Some win, some lose during shutdown
BAR HARBOR, Maine — The 16-day government shutdown in October did not just affect those people who worked for the government. The businesses and residents of Bar Harbor felt the effects of the shutdown when the nearby Acadia National Park was closed.
The government shutdown was the result of a political disagreement in Congress, which did not pass required legislation for the 2014 federal budget in time. It resulted in 800,000 people being furloughed, most for the duration of the shut down. As of Oct. 11, an estimated $5.2 million in spending was lost in the Bar Harbor area, as reported by the Bangor Daily News. According to the Boston Globe, the shutdown caused the country to lose $24 billion.
|Mikayla Vielot, from Miami, kayaks during a sunset trip in Bar Harbor, Maine, in October (Photos by Margaux Herrera).
Moose Tracks, a shop on Main Street that sells T-shirts and other branded items, was not selling nearly as much as they usually did in early October.
“Half the people don’t get off the ship around this time,” Owen said. “A lot of people don’t know of Bar Harbor.”
The town sees 135 ships every season, from the beginning of the summer through October, often twice per day. Nearly all of the businesses in Bar Harbor close annually on Nov. 1, which meant the shutdown hit just weeks before closing. The shutdown was in effect Columbus Day Weekend, a big moneymaking weekend for the town. Some workers, almost all of whom are seasonal, were let go early, heading back to their homes elsewhere in Maine.
Owen was surprised that people being forced to stay in town would have helped the business.

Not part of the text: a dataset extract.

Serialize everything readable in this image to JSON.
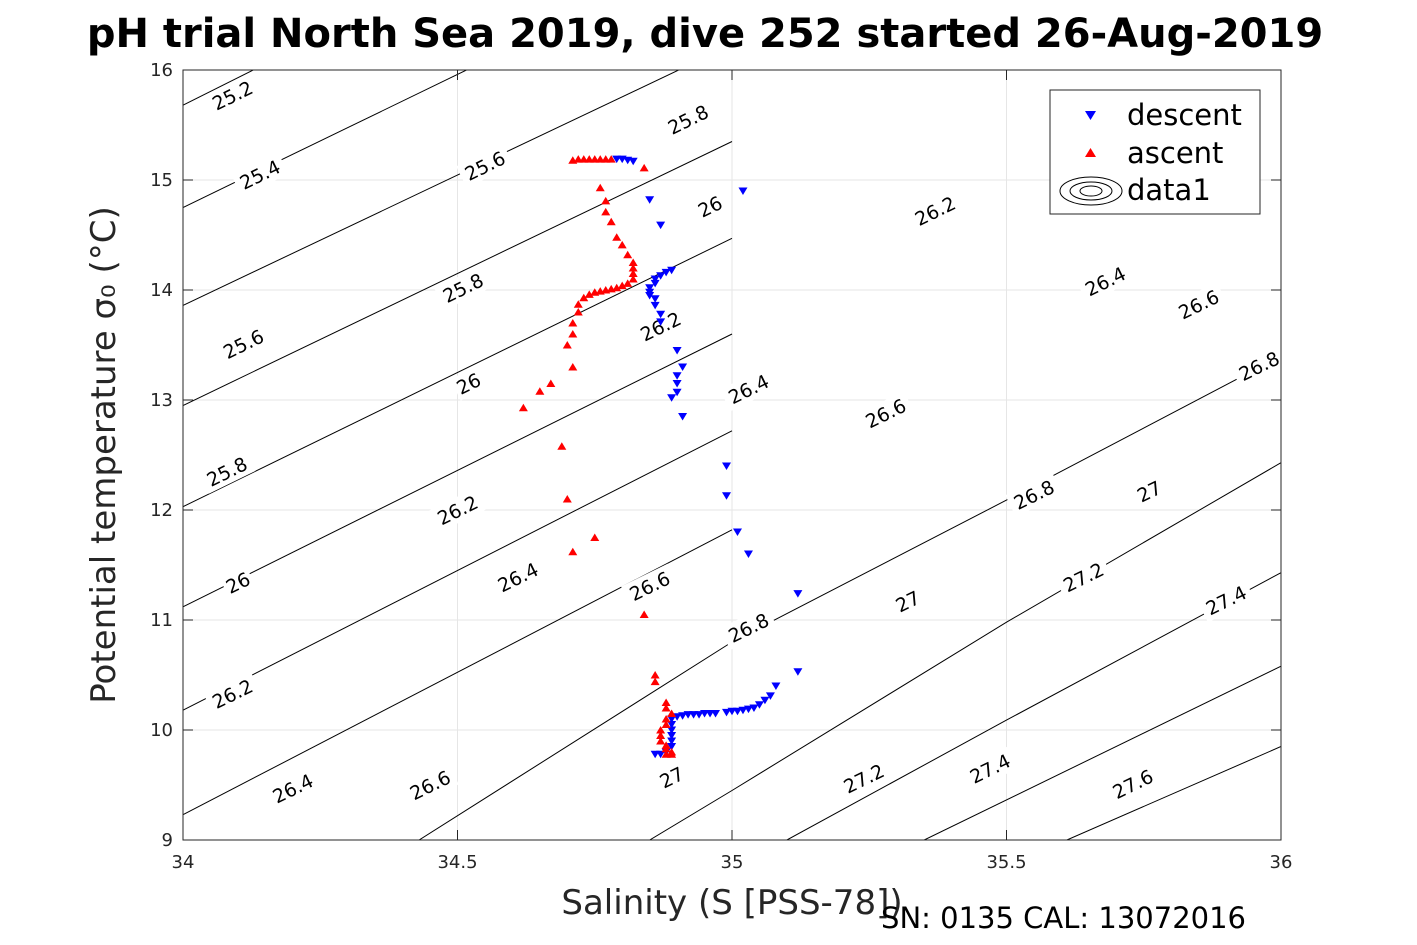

|At left, Albert Meadow Antiques just off the Main Street, experienced an increase in sales during the federal government shutdown. Below, a whale watching trip in Bar Harbor, Maine, ended with no whale sightings, but several pods of porpoises.
“You’d think that because it’s closed, people are forced to stay in town,” Owen said.
But not everyone was hurt by the shutdown. Helen Day, who works at Albert Meadow Antiques just off the Main Street, said the park closing had brought in more money for the business.
“For me, it’s been advantageous,” Day said. “In the first 13 days [of October], we’ve done more (sales) than we do in the whole month.”
Day explained that the cruise ships that come in the fall are referred to as the “money ships,” because the people who take those cruises tend to be wealthier than those who take summer cruises. Those a few cruise ships began bypassing Bar Harbor after the shutdown, the majority still stopped in town.
“The ships still come,” Day said. “The town is still open. We have a lot of eating places. They’re not getting to the park, so they come ashore … and they go to shops.”
Day said she had done so well, in fact, that she could afford to close the shop early.
“If something happened in Washington tomorrow and my business died, I would be ahead of last year,” she said.
The antique shop was the last remaining one of its kind in the town. According to Day, 24 shops have closed in Maine in the last few years.
Bar Harbor’s seasonal jobs are an important source of jobs for many. Owen moved there from California four years ago, when he was unable to find a service job in California. The shutdown was frustrating for him.
“I can’t do anything about it,” he said. “I’m not the federal government. If I was, I’d be smarter.”